Israel führt die Anweisung Gottes aus, zieht sechs Tage lang jeweils einmal um Jericho, am siebten Tag dann sieben Mal. Vorn die Priester und die Bundeslade. Beim siebten Mal werden die Trompeten geblasen, das Volk brüllt und die Mauern Jerichos stürzen in sich zusammen. Gottes Volk nimmt die Stadt ein. Alles Lebende wird erschlagen. Rahab und alle in ihrem Haus werden gerettet. Die Stadt wird niedergebrannt, nur Silber, Gold, bronzene und eiserne Gefäße kommen in den „Schatz des Herrn“. Josua spricht einen Fluch über eine mögliche Wiedererrichtung der Stadt aus. Das Kapitel endet mit der Feststellung: „So the Lord was with Joshua; and his fame was in all the land.“

Schwer liegt dieser Bericht im Magen von so manchen. Ein Gott, der solch grausame Greuel befiehlt, könne nicht der Vater Jesu Christi sein. Ich wehre mich dagegen, finde ich doch keine innerbiblischen Hinweise für eine multiple Persönlichkeitsstörung Gottes. Auch die Annahme daß es sich bei diesem Bericht um die geschönte Propaganda der siegreichen Israeliten handelt, ist für mich nicht akzeptabel. Mein Verständnis der Bibel bringt mich dazu, das hier Geschilderte als von Gott intendiert anzusehen. Und damit liegt Josua 6 auch schwer in meinem Magen. Gott, so lehrt mich dieses Kapitel wieder einmal, ist nicht so, wie ich ihn haben will. Gott ist souverän. Wer hat des Herrn Ratschluß erkannt? Seine Gedanken sind höher als die meinigen, darum will ich mich nicht daran wagen, seine Beweggründe zu hinterfragen. Daran ist bereits Hiob gescheitert.

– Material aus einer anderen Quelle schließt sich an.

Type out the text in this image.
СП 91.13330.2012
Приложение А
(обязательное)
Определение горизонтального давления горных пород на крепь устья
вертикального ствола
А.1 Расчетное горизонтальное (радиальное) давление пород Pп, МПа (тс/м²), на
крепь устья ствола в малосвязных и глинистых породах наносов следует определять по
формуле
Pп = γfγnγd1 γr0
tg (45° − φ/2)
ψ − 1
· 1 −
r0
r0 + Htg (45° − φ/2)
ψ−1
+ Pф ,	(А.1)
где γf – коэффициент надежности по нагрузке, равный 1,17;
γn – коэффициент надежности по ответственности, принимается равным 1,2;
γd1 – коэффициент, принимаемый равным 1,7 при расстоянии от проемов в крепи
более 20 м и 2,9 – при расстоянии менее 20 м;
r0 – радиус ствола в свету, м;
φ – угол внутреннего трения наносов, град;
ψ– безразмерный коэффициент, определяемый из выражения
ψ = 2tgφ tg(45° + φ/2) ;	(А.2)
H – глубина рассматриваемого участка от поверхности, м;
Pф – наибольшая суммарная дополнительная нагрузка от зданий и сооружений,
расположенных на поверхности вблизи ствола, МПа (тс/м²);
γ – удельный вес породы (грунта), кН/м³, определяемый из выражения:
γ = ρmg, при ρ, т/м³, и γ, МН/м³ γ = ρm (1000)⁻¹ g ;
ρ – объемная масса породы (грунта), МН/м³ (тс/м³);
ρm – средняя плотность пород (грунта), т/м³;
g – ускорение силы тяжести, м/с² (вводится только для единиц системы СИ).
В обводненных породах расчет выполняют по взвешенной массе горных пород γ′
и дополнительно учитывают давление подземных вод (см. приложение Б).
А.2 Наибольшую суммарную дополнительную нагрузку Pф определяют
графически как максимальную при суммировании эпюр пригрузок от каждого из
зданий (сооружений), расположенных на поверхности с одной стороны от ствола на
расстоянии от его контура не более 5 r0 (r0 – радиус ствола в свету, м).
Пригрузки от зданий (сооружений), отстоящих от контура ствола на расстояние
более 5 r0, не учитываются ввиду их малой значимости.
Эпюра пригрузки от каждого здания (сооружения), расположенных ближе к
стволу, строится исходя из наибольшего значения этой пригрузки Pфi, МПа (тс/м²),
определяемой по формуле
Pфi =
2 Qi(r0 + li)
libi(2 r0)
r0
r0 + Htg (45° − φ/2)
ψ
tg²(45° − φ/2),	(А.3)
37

Weil der biblische Erzähler aus der Sicht Israels berichtet, will ich nicht die Perspektive Jerichos einnehmen, sondern am Text bleiben. Der erzählt mir davon, wie Gott sein Versprechen wahr macht. Einst hatte er Abraham verheißen, daß er dessen Nachkommen aus der Knechtschaft befreien und zurück nach Kanaan führen würde. Beinahe wahnwitzig mag dies dann auch in den Ohren Moses geklungen haben. Aber an dem Tag, da die Mauern Jerichos fielen, erfüllte sich ein weiteres Stück der Verheißung. Das gehorsame Volk erlebt die Treue Gottes. Rahab, die sich auf die Seite Israels geschlagen hatte, wird errettet, erkannt an dem roten Seil, das als Erkennungszeichen aus ihrem Fenster hing. Ein rotes Seil, das an das Blut des Passalammes erinnert, welches auf das Blut Jesu deutet, das auch mich rettet.
Alles Lebende in Jericho wird erschlagen. Es steht unter dem Bann. Der alte Sauerteig muß fort. Strikte Absonderung ist Gottes Gebot gewesen. Heute kokettiere ich meist mit dem goldenen Mittelweg. Dieses Kapitel fordert mich wieder neu heraus zu fragen: Was ist meinem Leben-mit-Gott dienlich? Was nicht? Wie weit ist zu weit? Und welcher Anteil von meinen Ressourcen sollte dem Schatz des Herrn zufließen, dem Aufbau seines Reiches – in welcher Gestalt auch immer?